In the far north of Norway, deep in the Arctic Circle, more than 700 slab-lined pits have been found. In 1869, Nicolay Nicolaysen, Norway’s first state archaeologist, described them as either ancient graves or the foundations of turf houses. They are unique to this area, and all are within easy reach of the shoreline. But, rather than evidence of robbed graves or turf-covered houses, we now know they are all that remains of a once thriving industry producing marine mammal oil.

Rectangular, or sometimes elliptical, in shape, the stone-lined pits date from the beginning of the 1st century AD up to about 1200, with most belonging to the Late Iron Age, c.AD 600-900. Now, chemical analyses of organic materials excavated from inside these pits reveal that they were used to extract and collect oil rendered by burning the fat from the carcasses of whales, seals, porpoises, and large fish caught off the coast.

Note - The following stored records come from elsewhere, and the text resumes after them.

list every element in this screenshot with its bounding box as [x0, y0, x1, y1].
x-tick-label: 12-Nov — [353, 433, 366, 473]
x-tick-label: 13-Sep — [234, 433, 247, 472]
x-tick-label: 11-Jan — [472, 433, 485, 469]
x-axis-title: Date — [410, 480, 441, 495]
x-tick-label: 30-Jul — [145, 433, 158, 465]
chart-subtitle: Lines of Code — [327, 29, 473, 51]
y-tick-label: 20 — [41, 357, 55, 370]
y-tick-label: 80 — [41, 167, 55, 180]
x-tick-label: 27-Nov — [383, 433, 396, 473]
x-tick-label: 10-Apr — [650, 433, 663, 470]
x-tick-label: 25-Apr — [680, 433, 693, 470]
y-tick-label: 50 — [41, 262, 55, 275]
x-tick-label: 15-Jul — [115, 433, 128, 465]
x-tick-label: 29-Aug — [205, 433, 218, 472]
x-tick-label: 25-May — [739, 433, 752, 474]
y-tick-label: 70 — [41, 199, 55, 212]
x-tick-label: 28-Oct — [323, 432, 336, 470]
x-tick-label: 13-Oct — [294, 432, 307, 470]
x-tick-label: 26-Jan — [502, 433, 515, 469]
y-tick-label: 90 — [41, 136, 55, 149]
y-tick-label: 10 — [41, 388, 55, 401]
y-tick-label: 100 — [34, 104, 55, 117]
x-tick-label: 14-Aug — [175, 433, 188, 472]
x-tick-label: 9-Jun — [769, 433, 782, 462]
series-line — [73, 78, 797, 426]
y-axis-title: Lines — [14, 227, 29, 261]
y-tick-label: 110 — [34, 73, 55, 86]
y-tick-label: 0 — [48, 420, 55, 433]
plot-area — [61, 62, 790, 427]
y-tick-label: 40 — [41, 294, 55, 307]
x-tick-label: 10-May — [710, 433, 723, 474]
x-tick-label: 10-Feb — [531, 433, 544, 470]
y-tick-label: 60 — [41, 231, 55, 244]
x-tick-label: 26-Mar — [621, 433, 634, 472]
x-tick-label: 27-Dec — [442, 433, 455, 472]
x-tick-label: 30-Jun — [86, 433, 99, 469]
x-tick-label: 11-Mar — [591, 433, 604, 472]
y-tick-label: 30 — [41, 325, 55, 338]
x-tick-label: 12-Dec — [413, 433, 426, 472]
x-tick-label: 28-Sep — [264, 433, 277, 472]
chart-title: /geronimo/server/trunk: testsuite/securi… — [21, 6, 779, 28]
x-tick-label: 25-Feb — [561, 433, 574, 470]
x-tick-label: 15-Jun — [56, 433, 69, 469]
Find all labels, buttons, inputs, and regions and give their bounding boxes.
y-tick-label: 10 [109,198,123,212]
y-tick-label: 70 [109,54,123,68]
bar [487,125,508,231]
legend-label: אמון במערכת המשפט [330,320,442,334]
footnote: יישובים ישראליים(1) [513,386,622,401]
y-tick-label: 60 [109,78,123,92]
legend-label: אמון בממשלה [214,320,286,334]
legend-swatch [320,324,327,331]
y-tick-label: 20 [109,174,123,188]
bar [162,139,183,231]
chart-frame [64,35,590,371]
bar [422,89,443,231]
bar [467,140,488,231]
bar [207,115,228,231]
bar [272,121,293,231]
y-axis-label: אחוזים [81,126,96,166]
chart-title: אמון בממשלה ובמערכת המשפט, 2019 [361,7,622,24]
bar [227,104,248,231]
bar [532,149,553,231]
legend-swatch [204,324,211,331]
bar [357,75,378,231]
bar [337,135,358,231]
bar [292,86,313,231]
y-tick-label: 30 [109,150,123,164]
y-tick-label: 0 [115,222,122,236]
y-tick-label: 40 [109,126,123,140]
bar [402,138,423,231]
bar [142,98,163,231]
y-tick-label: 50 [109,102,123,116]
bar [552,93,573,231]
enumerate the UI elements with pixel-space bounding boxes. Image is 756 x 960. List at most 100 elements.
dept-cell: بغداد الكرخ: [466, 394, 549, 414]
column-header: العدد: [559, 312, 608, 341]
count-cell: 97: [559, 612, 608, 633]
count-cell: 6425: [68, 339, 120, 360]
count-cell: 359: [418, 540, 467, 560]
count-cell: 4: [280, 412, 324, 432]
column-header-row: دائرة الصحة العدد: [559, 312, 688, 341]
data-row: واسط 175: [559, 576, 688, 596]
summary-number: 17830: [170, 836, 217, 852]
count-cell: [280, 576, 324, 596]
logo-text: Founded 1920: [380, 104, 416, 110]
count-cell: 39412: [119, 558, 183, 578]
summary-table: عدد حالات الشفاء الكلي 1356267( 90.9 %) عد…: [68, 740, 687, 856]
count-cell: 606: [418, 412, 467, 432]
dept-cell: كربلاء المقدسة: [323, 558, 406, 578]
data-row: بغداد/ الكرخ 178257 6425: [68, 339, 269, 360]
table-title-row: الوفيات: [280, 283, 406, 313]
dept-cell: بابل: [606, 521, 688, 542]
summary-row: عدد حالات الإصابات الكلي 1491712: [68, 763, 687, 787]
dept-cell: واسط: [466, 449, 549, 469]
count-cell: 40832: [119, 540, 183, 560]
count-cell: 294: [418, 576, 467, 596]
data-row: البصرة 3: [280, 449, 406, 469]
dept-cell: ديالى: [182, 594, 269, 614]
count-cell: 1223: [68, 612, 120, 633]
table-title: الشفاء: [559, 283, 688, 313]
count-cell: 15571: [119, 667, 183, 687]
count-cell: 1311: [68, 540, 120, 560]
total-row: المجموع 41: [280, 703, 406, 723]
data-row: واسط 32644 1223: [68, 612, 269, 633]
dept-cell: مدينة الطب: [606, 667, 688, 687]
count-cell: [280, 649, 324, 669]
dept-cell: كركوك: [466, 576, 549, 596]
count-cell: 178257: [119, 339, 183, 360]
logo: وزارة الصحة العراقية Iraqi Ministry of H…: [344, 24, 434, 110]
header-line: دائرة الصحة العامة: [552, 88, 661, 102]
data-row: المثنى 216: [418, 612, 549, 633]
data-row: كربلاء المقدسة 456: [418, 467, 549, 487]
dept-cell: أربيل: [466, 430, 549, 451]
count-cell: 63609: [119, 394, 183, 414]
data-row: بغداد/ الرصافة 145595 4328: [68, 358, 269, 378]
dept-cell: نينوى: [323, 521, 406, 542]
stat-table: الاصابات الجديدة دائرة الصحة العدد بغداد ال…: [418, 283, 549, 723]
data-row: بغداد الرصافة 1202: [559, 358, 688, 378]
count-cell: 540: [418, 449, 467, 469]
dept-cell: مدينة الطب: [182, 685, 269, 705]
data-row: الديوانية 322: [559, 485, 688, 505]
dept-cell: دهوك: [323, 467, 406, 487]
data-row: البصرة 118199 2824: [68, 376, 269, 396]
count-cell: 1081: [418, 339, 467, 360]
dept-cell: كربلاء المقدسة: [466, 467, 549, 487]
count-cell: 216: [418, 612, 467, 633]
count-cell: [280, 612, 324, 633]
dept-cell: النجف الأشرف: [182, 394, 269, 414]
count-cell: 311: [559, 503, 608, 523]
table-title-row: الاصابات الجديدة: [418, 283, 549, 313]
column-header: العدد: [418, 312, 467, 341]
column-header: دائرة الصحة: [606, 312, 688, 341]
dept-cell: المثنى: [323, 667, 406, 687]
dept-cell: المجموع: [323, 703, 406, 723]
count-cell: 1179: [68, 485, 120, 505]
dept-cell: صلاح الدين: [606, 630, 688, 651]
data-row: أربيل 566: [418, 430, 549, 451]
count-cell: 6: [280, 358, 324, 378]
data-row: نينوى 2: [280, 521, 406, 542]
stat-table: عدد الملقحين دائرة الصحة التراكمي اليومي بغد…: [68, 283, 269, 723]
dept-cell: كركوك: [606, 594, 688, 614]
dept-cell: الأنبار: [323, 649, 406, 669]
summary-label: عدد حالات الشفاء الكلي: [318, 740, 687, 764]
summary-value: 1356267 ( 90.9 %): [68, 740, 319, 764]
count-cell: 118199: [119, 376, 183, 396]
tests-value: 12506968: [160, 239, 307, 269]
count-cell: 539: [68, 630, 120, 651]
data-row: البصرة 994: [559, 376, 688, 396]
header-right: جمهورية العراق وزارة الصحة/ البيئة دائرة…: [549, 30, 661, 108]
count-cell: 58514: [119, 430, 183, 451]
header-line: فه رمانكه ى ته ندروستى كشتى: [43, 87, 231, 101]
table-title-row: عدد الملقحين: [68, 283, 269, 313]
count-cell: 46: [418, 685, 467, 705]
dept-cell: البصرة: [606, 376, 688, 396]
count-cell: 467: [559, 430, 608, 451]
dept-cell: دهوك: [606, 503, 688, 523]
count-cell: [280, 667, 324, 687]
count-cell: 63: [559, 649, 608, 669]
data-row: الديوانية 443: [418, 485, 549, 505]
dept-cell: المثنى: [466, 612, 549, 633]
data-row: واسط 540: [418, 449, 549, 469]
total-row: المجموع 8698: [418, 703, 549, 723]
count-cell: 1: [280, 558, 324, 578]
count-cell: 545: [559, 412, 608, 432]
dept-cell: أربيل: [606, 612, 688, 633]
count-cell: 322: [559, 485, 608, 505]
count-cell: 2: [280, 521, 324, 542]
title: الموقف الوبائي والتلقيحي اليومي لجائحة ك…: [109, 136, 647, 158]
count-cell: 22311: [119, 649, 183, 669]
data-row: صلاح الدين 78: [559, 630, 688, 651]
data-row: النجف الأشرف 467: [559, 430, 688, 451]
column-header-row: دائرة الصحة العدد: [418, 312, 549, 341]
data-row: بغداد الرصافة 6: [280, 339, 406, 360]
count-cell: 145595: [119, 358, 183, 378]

This oil was a highly prized commodity with wide-ranging uses that included food, fuel for lighting and heating, and waterproofing for ships, clothing, and ropes.

The number and high density of pits found in these northern reaches, compared with their absence further south, suggests this was an activity developed and perfected by the indigenous people of Northern Scandinavia, the Sami. As a result, they were able to produce enough of a surplus to create a complex marine economy, trading the oil for iron, jewellery, and other goods from their Norse neighbours in the south – evidence for which is provided by finds of these luxury items in Sami graves.

Clearly, this was production on a scale that easily surpassed the needs of local consumption. But how much oil was actually produced from each pit? And how did the process work?

Archaeologists are now investigating what remains of these slab-lined pits. The most recent and extensively excavated are those at Sijkaervika, near the fishing village of Hammerfest on the main island of Kvaloya, perched high within Norway’s Arctic Circle. Radio carbon-dating indicates the site was occupied from the beginning of the 1st century AD until c.1700. The structures range in size from between 2m and 4m long, by 1m and 2m wide, and are dug about 0.3m to 1m into the ground. The bottom and sides of the pits are lined with flat stones. Chemical analyses of organic materials show that the pits were used to burn marine mammal fat. A huge concentration of ash was found in one of the smaller pits; around the surrounding walls were lumps of organic material comprising solidified oil, blubber, and charcoal, as well as stones and fire-cracked rocks that had been thrown out of the pit after burning. Although the archaeology provides us with evidence of the practice, the techniques involved can only be surmised. Norwegian archaeologist Gørill Nilsen decided to put these theories to the test by recreating the process, thereby gaining a better understanding of the skills that enabled this Iron Age community to survive in such a hostile landscape.